Today@Sam Article

Professor Uses Personal Tragedy To Inspire Change In Others

Sept. 2, 2016
SHSU Media Contact: Jennifer Gauntt

Furjen Deng
Sociology professor and department chair Furjen Deng has turned her own experiences with cancer into an opportunity to educate other Asian Americans on cancer prevention. Through a series of grants, Deng and her collaborators have now served more than 17,000 Houston and Austin residents and hopes to expand their program to Dallas and Fort Worth in coming years. —Photo by Brian Blalock

Story by Tammy Parrett.

When Furjen Deng found what she believed to be a lump in her breast, she went to her doctor, who told her that because she was young, she had nothing to worry about.

“He told me that the No. 1 cause of death in Americans was heart disease; the number of deaths caused by cancer were much lower,” Deng said. “What he didn’t tell me–and I didn’t know–was that in Asian Americans, the No. 1 cause of death is cancer.”

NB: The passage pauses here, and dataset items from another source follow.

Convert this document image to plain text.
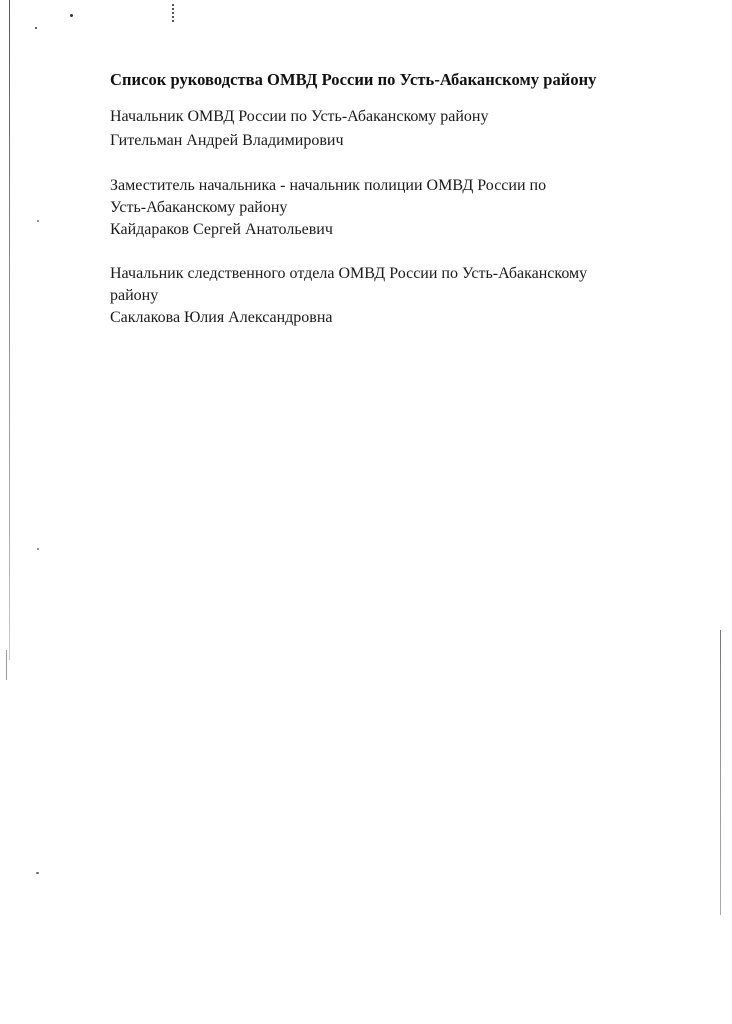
Список руководства ОМВД России по Усть-Абаканскому району
Начальник ОМВД России по Усть-Абаканскому району
Гительман Андрей Владимирович
Заместитель начальника - начальник полиции ОМВД России по
Усть-Абаканскому району
Кайдараков Сергей Анатольевич
Начальник следственного отдела ОМВД России по Усть-Абаканскому
району
Саклакова Юлия Александровна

After learning that her suspicions were correct and she had breast cancer, Deng she underwent chemotherapy and has been in remission for 14 years.

Because she lacked knowledge about her own health risks, she wanted to find a way to help educate other Asian Americans about their health.

In 2011, Deng, who currently serves as professor and chair of the sociology department at Sam Houston State University, stumbled upon a grant from the Cancer Prevention and Research Institute of Texas that funded a $300,000 project to implement evidence-based programs designed to reduce the cancer disparity in Asian American communities. 

“I’m very involved in the Chinese community in Houston, and I knew that they didn’t have the resources to write a grant proposal or research different programs that have been effective in other communities,” she said. “I asked them if it was something they’d be interested in doing and they, of course, agreed.”

After three years, Deng and her collaborators had established numerous effective programs in the Chinese community in both Houston and Austin. They served more than 17,000 residents and 871 cancer survivors and screened more than 900 Chinese Americans for breast cancer and hepatitis B and C.

Last December, the group received a $1.1 million expansion grant to help grow these programs into Vietnamese, Korean and Filipino communities in Houston and Austin.

“There are many factors that keep Asian Americans from getting proper health care,” Deng said. “Eighteen percent of Asian Americans are uninsured. More than 70 percent of Asian Americans in Texas are foreign born, and 35 percent don’t speak English.”

Aside from language barriers, many Asian Americans simply don’t have the necessary education to speak up when they feel they need a second opinion.

“When I went to see my doctor, I didn’t even think to question his opinion because I trusted him; he delivered both of my children,” Deng said. “Getting a second opinion didn’t even cross my mind until a friend of mine suggested that I do so, as she didn’t want me to worry so much.

“I remember her telling me, ‘This is why you have insurance! Go get a second opinion if you feel like something isn’t right,’ and I was just stunned; I hadn’t even considered that,” she said.

Deng’s programs use three key components to reduce the risk of cancer among Asian Americans.

“We want to educate the public about the cancers they’re at risk for, provide them with opportunities to be screened, and increase survivorship for those diagnosed with cancer,” Deng said. “We want to provide them with some advocacy tools so they know how to prevent cancer or cope with their diagnosis, both psychologically and in practice.”

However, these programs are not one-size-fits-all. Deng will work with each community to develop evidence-based programs that meet the needs and target the most prevalent cancer within that community.

“Cervical cancer has a greater impact on Vietnamese women than breast cancer, while more Koreans die from stomach cancer,” she said. “The Chinese are most affected by lung cancer, but more Filipinos die from colon cancer.”

The collaborative group also received a $1.3 million navigator grant from the Centers for Medicare and Medicaid in 2015, with which they provide additional tools designed to educate the community, such as staffing the local community based organizations with employees who speak the native tongue of those residing in the neighborhood and hosting workshops that educate community members about the Affordable Care Act and how to sign up for health insurance.

Deng hopes that the success of the program will allow her to expand the program into the Dallas and Fort Worth in the coming years.

While 49 percent of Texas’s Asian Americans live in the Austin and Houston areas, more than 340,000 Asian Americans currently live in the Dallas-Fort Worth metropolitan area, a number that is steadily increasing.

“The original plan included the communities in the Dallas area; however, after we were denied funding twice because our plan was ‘too ambitious,’ we had to drop them in order to secure the grant,” she said. “The next time they have an award like this, my hope is that I might be able to work with them separately to help establish these programs within their own communities.”

Once the programs are established and successful in Texas, Deng hopes to expand them into other states with high Asian American populations, such as California and Ohio.

The ultimate goal is to empower citizens to take their health into their own hands and prevent what happened to Deng from happening to anyone else.

“The next time an Asian American woman walks into a doctor’s office because she feels like something is wrong, she’ll be educated about her health and empowered to push her doctor to give her the screening she feels she needs,” Deng said. “If we save even one person with these programs, I’d consider it a success.”